Interviewer: The record in question presumably being the one you set alight.
Dr.Ülu: (silence through gritted teeth)
Interviewer: Now Keith, you’ve taken a controversial and frankly maddening
position against the popular elder gods explanation for what I can only describe as
the absurdity of O-Week. What’s your alternative theory?
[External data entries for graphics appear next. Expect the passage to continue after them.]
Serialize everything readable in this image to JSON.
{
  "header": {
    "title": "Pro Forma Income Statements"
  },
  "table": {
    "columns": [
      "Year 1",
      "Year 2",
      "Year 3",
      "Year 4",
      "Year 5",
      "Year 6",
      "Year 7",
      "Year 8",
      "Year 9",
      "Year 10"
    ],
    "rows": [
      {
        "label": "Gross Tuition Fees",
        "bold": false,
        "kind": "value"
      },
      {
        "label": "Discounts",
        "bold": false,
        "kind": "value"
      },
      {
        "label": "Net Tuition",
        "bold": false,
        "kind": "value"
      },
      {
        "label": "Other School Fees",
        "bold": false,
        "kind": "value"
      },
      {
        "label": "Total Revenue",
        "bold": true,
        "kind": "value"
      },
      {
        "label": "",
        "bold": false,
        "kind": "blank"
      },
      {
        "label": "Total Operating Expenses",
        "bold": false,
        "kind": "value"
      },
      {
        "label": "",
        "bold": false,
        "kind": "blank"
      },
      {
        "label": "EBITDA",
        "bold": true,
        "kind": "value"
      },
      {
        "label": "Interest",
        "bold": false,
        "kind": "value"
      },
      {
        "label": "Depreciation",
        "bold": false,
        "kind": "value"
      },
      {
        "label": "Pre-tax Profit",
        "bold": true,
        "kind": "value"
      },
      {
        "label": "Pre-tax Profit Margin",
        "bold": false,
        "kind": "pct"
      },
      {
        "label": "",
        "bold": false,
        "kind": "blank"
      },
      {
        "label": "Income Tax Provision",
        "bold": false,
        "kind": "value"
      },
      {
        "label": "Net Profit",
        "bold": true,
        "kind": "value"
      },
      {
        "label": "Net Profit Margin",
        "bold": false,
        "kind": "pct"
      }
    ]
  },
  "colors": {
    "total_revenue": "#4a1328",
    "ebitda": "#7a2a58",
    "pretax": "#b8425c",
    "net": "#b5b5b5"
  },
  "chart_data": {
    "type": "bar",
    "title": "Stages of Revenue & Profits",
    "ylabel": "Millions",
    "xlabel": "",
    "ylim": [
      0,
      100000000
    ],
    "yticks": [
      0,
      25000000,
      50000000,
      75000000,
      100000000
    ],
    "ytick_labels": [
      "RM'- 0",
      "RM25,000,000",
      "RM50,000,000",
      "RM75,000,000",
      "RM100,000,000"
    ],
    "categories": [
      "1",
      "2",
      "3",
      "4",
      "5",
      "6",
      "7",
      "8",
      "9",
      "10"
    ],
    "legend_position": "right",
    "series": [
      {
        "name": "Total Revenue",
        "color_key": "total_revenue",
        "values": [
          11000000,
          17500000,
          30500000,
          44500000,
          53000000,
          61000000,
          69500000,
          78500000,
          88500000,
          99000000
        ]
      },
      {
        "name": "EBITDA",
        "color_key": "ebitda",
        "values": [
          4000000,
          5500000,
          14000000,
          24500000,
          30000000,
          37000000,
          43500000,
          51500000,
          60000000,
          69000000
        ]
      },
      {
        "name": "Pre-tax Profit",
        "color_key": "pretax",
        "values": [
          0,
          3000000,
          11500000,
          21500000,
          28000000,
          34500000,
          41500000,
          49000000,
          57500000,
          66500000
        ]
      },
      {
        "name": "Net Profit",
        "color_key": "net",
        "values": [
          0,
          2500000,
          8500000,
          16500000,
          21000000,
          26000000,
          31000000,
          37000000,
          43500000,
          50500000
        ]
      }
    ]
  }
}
Dr.Ülu: Well the crux of the issue is that people are so eager to think
O-Week is done in homage to some off world, other-universe, unknown, do nothing
deities. What ever happened to Earthly deities? All I’m saying is that whenever an
unknown phenomenon crops up all the conspiracy nuts go straight to the Ancient
Ones. Underemprayment and even at times unemprayment has risen sharply among terrestrial deities.And the only way we can stop the outsourcing of our mythology to say…some cult in the Andromeda galaxy is to support locally produced, Earth based, or at the very least Milkyway based, deities. People forget that planet Earth has a fair few monstrosities beyond human conception as well.
Dr.Ülu has a point. 90% of fantastical explanations utilise elder gods or, as Dr.Ülu puts it in his book Supporting Local Abstract Entities: How to Theorise Responsibly, “super-universal beings”. But is it so horrible of us Earth dwellers to dabble in a bit of cosmic horror? For all accounts, they’re the perfect scapegoat: imperceivable, indescribable, and most likely residing billions of light years away. Is it time we start thinking of O-Week as a harvest festival for the spring goddess Ostara, or perhaps as a sacrifice to appease the water monster Taniwha, or are we satisfied to allow our planet’s culture to be supplanted by some universal beings who haven’t even visited Earth, let alone know the kind of fear inducing mythology we require. In this reporter’s opinion: why not both?
The Elder Gods were contacted for comment but at the time of this article’s publication they have not responded.